The country has a chemical complex on Jurong Island, Singapore, acting as
a base for more than 94 domestic and international companies. The chemical
industry output accounted for about SGD98.1bn (US$65.05bn) in 2008,
contributing more than one-third the country’s manufacturing
output. Industry Performance Manufacturing output shrank by 13.5%
year-on-year in December 2008. The growth of the sector was affected
throughout the year by the fluctuation in biomedical manufacturing output. The
three-month moving average index for December declined 10.5% and the
seasonally adjusted month-on-month index for December was 11% below that
of the previous month. For the full year in 2008, total manufacturing
output dipped 4.1% compared with 2007. Fixed asset investment (FAI) in
Singapore’s chemical industry was reported at SGD8.55bn (US$5.68bn)
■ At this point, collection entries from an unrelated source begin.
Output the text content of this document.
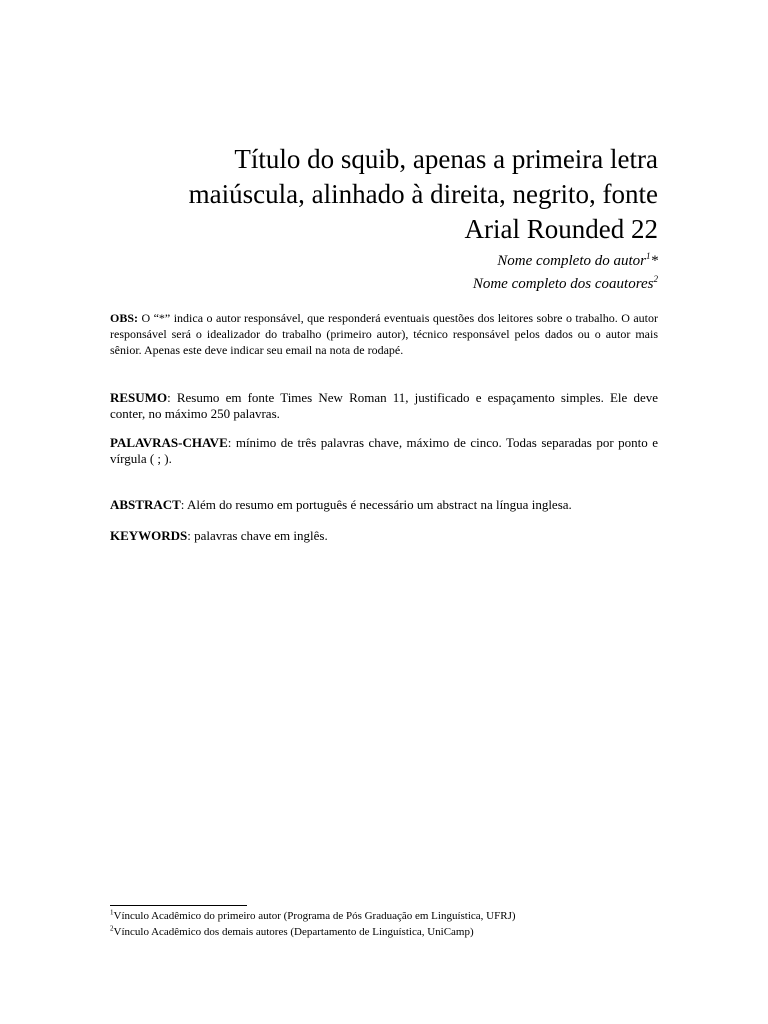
Título do squib, apenas a primeira letra
maiúscula, alinhado à direita, negrito, fonte
Arial Rounded 22
Nome completo do autor$^1$*
Nome completo dos coautores$^2$
OBS: O “*” indica o autor responsável, que responderá eventuais questões dos leitores sobre o trabalho. O autor responsável será o idealizador do trabalho (primeiro autor), técnico responsável pelos dados ou o autor mais sênior. Apenas este deve indicar seu email na nota de rodapé.
RESUMO: Resumo em fonte Times New Roman 11, justificado e espaçamento simples. Ele deve conter, no máximo 250 palavras.
PALAVRAS-CHAVE: mínimo de três palavras chave, máximo de cinco. Todas separadas por ponto e vírgula ( ; ).
ABSTRACT: Além do resumo em português é necessário um abstract na língua inglesa.
KEYWORDS: palavras chave em inglês.
$^1$Vínculo Acadêmico do primeiro autor (Programa de Pós Graduação em Linguística, UFRJ)
$^2$Vínculo Acadêmico dos demais autores (Departamento de Linguística, UniCamp)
for the January-December 2008 period. Industry Developments In January
2008 it was reported that Finnish refining and marketing company Neste Oil
will be investing SGD1.2bn (US$800mn) to build an 800,000 tonne per year
plant to manufacture biofuel. The plant will produce NExBTL, which is
thought to be the cleanest renewable diesel available. The plant will use
the company’s proprietary technology and will use palm oil as the
main input material. Construction will begin in 2008 in the Tuas
Industrial Zone with completion expected in 2010. In February 2008 it was
reported that Nikko Chemicals had invested SGD38.4m (US$ 25.4) in a new
surfactant plant to make ethoxylated surfactants that would be used in the
cosmetic industry. The site is to be built on Jurong Island over 1.2
hectares (ha) and is expected to be operating by 2009, producing 3,000
tonnes in its first two years. Later the month it was reported that the
Germany-based LANXESS will invest SGD823mn (US$545) in building a
production plant on Jurong Island to manufacture 100,000 tonnes per year
of butyl rubber. Construction will begin in 2009 and by 2010 supply of the raw
material required by the plant, Raffinate 1, will be delivered by Shell
Eastern Petroleum to the site. The plant is expected to require more than
200 staff once fully operational. Meanwhile, in June 2008 Samsung and
Sitronic opened a SGD1.36bn (US$0.9bn) 300mm silicon wafer factory in
Singapore. The factory, which began production in June, should have the
capacity to produce 300,000 wafers each month by 2010, making it one of
the largest wafer factories in the world. In October 2008 it was reported
that Japanese firm Kanto Kagaku, which makes speciality chemicals, began
construction on a SGD30mn (US$19.9mn) manufacturing plant and laboratory based
in Tuas. Operations are expected to begin in the last quarter of 2009,
when production of highly purified chemicals will begin. SGD Future
Risks The economic downturn and weak demand is expected to have a
significant effect on manufacturing levels and immediate investment.
Singapore is also experiencing a threat from resource-rich countries such as
Indonesia and Malaysia where there are indigenous hydrocarbon feedstock
resources and low production costs for petrochemicals. If these countries
improve their support infrastructure and, in the case of Indonesia, address
political stability concerns, they may attract business that might
otherwise go to Singapore. Similarly, diversification from oil to
petrochemicals in Middle Eastern economies may provide new competition for
Singapore. China and India continue to increase their capabilities within this
sector and this may also influence Singapore’s position in the
chemicals industry. The introduction of the EU Registration, Evaluation,
Authorisation and Restriction of Chemicals (REACH) legislation is expected
to be one of the biggest obstacles in the future of Singapore’s
chemical industry, and failure to educate chemical companies on compliance
could result in a decrease of export levels to the EU, which accounts for
a significant proportion of Singapore’s exports.